Landlord Removes Tenant's Door Because Of Late Rent

As the pandemic continues to rage we will see more stories like this. How many of us could lose our job or other source of income or savings and be just fine for a significant amount of time?

A Missouri woman who lost her job amid the coronavirus pandemic said this week that her landlord temporarily removed her front door after she fell two months behind on rent payments. Hannah McGee told Fox’s St. Louis affiliate station, KTVI, that she has struggled to keep up with living expenses after losing her restaurant job. 

McGee, who has lived in the same apartment in Fenton, Mo., for three years and whose mother has rented the apartment next door for over a decade, said she now owes her landlord $1,000. “He’s always been a good landlord. I guess it just took one slip up,” McGee told the outlet. “I’ve lived here without a problem, no incidents whatsoever, I’ve been on time every month, but since COVID happened, I lost my job.” 

McGee said she began using her closet doors where her front door used to be, with her 4-year-old daughter forced to stay at her grandmother’s apartment in order to stay warm. “At night it gets definitely really cold, it’s kind of unbearable without it [the door],” McGee added.

Normally I would be sympathetic with anyone who is trying to recover money to which they have a legal claim. When you owe money to someone else, they don't care if you don't have it because of outstanding debts that are owed to you. They want their money now. It is what it is. But you have to do it legally. Unless you're Jared Kushner, but that's a different story. Removing someone's door to "encourage" them to leave or pay you the rent money that they owe is not legal. And when you break the law, even if you thought you had a good reason, you open yourself up to all sorts of unpleasant publicity and worse financial or legal consequences.

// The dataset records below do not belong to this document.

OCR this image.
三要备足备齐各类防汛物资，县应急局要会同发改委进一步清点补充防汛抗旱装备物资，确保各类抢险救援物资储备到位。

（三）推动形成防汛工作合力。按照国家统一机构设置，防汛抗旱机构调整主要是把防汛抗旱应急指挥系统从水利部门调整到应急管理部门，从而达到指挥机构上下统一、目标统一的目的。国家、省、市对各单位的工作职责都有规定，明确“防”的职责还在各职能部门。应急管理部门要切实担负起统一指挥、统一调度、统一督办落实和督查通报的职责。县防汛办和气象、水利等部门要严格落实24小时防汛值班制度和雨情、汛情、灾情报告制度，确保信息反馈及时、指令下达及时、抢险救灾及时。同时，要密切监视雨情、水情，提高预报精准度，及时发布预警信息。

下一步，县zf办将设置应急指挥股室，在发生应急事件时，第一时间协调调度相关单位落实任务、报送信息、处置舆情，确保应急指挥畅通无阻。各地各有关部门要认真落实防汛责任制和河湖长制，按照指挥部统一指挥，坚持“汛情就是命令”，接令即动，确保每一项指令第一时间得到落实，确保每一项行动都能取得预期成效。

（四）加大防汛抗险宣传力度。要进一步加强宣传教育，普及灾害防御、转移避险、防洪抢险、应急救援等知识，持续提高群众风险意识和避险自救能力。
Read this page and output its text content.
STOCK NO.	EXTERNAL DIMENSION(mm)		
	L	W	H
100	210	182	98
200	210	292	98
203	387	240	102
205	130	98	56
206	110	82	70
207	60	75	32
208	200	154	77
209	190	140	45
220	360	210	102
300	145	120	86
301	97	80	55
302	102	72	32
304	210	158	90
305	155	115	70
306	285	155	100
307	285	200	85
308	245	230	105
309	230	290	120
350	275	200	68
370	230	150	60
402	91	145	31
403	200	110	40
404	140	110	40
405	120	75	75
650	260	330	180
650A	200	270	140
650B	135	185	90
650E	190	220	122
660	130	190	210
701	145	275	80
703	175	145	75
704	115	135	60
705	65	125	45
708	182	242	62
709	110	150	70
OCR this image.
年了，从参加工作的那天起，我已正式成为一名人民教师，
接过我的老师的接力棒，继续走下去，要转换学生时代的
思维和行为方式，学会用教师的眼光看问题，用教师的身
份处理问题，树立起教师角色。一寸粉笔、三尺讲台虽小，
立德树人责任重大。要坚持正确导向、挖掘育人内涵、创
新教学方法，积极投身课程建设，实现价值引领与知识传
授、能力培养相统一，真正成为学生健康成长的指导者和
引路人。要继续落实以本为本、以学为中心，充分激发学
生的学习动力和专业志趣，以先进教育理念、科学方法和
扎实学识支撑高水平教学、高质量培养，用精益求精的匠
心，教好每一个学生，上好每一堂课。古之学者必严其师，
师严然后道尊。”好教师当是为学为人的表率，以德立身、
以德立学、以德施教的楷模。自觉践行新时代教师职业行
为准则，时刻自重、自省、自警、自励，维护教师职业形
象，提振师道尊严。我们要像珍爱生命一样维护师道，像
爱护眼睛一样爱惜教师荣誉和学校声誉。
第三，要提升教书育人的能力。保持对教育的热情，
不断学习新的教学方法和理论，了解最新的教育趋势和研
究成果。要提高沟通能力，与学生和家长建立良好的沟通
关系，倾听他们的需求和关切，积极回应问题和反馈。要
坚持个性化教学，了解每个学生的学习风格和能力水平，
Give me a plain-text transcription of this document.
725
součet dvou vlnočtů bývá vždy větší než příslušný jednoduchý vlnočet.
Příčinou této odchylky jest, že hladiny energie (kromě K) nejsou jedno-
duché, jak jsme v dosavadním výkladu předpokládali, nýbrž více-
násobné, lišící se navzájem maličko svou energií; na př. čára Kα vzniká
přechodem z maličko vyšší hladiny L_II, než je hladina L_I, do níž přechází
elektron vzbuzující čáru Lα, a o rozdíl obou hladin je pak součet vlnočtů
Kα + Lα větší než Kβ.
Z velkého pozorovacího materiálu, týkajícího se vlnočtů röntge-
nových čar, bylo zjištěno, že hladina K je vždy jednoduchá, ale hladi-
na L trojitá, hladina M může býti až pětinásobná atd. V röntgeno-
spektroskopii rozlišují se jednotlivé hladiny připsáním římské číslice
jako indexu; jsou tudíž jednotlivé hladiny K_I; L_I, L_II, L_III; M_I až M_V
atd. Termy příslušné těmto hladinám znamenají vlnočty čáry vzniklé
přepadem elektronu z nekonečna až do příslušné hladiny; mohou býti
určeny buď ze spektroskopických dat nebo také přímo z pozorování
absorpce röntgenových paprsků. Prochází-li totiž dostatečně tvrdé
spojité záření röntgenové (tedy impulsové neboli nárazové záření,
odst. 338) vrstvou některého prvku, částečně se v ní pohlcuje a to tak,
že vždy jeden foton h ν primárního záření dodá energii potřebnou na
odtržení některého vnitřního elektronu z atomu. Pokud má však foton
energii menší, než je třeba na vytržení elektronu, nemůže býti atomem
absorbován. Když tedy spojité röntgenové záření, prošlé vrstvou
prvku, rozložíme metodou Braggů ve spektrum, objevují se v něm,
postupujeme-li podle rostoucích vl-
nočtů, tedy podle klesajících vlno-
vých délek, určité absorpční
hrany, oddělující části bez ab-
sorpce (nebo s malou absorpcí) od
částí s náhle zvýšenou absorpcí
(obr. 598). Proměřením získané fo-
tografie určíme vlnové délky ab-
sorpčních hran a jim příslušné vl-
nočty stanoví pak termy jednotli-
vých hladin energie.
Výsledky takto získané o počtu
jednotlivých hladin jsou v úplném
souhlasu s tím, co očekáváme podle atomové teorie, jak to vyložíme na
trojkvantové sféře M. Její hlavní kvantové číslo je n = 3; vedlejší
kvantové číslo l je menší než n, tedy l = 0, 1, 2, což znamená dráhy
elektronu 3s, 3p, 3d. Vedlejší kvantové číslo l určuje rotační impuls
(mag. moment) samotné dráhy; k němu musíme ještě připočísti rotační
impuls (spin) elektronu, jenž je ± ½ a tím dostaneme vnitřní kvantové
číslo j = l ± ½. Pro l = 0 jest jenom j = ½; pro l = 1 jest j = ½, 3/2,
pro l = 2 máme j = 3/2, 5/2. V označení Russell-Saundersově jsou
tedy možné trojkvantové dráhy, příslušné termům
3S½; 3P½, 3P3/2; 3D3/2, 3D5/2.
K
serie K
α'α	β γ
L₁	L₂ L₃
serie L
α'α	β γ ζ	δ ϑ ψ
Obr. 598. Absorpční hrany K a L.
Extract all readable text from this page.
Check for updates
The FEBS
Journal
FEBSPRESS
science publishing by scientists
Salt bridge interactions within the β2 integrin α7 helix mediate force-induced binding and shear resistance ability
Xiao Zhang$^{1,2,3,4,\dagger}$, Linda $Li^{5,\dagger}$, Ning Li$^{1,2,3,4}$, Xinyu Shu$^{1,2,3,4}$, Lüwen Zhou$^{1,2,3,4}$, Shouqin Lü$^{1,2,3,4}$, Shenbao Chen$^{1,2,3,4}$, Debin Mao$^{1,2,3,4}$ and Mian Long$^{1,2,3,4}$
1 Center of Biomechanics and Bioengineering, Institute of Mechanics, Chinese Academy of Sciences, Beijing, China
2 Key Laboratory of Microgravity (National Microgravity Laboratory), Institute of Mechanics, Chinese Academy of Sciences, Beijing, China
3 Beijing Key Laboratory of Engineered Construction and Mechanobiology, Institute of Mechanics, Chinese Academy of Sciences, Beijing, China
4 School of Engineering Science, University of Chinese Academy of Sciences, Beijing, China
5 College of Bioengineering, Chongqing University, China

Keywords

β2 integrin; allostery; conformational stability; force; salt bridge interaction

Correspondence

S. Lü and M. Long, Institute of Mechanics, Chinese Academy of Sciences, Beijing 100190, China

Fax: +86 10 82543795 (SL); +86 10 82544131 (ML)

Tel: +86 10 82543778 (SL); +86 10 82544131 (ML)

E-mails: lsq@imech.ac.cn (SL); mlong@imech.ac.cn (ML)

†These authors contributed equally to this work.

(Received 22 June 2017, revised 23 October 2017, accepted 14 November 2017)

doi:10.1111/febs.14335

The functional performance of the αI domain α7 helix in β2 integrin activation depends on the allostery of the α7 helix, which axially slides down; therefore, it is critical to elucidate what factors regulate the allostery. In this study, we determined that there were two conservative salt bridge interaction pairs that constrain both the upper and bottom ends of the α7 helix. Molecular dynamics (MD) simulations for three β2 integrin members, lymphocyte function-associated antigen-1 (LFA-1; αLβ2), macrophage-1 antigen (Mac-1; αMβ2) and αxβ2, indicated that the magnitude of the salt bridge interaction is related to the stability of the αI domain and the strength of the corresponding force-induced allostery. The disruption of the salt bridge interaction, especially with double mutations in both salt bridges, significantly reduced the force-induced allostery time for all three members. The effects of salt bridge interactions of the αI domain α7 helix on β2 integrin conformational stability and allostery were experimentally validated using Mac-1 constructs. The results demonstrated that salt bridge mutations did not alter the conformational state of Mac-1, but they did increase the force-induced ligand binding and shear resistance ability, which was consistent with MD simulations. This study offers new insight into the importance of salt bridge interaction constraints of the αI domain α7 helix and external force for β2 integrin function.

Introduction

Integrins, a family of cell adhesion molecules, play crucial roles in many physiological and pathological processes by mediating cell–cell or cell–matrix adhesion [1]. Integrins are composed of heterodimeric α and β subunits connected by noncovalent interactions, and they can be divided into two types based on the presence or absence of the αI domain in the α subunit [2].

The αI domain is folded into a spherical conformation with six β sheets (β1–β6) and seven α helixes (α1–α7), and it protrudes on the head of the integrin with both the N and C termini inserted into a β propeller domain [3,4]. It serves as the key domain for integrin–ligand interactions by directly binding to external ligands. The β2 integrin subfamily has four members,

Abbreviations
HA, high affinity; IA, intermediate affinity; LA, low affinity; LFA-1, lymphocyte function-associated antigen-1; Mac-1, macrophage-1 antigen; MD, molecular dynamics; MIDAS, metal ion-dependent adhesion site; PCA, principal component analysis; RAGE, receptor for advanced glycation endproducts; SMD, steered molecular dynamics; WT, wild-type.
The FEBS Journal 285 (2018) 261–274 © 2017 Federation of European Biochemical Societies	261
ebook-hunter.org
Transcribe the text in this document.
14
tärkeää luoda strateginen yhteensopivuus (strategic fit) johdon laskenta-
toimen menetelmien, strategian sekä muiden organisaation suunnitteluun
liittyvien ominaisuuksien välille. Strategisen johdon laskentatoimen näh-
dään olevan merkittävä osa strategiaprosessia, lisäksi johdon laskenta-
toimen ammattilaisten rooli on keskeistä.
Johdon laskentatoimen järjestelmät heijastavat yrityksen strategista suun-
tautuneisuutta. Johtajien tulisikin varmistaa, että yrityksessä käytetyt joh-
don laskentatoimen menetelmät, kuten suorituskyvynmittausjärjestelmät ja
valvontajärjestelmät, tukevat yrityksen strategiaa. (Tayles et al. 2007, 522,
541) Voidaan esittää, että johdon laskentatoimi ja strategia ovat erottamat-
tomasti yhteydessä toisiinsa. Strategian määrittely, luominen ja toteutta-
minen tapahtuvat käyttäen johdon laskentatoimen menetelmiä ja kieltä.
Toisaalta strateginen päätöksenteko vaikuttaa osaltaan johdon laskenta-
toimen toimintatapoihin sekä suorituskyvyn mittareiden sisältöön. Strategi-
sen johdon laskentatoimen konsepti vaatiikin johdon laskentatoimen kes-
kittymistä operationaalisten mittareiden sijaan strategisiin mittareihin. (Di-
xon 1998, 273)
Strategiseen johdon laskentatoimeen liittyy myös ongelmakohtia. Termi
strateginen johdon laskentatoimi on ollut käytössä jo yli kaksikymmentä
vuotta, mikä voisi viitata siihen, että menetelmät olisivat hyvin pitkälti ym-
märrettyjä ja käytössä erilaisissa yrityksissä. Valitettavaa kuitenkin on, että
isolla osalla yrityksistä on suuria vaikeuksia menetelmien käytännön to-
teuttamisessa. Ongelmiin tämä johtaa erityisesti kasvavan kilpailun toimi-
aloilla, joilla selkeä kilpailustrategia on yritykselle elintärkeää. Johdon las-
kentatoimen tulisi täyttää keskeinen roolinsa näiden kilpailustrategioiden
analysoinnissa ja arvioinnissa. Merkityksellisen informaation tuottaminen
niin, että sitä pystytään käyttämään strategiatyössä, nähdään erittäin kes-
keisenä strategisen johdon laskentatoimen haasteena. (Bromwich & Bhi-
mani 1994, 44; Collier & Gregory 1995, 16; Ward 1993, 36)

Being a landlord means that you assume some risk that the tenants will damage the property, not consistently pay rent on time and in full, or even refuse to vacate the property at the end of the lease. There are many legal methods, depending on your state or locality, to deal with these issues. A landlord must follow the law in addressing them.

The problem of course is that when a landlord is renting to people who don't necessarily have the wealth, income, or savvy to know their rights and enforce them by hiring attorneys, it is likely more cost effective to bully them.

A friend of McGee launched a GoFundMe page on Tuesday to support her and her daughter. By Wednesday afternoon, the page had received more than $9,470 in donations, far surpassing its original $2,500 goal.In an update Tuesday, the fundraiser organizer, Tommy Marler, posted that the landlord “reluctantly gave back the door,” sharing a picture of the door displaying a “Merry Christmas” wreath.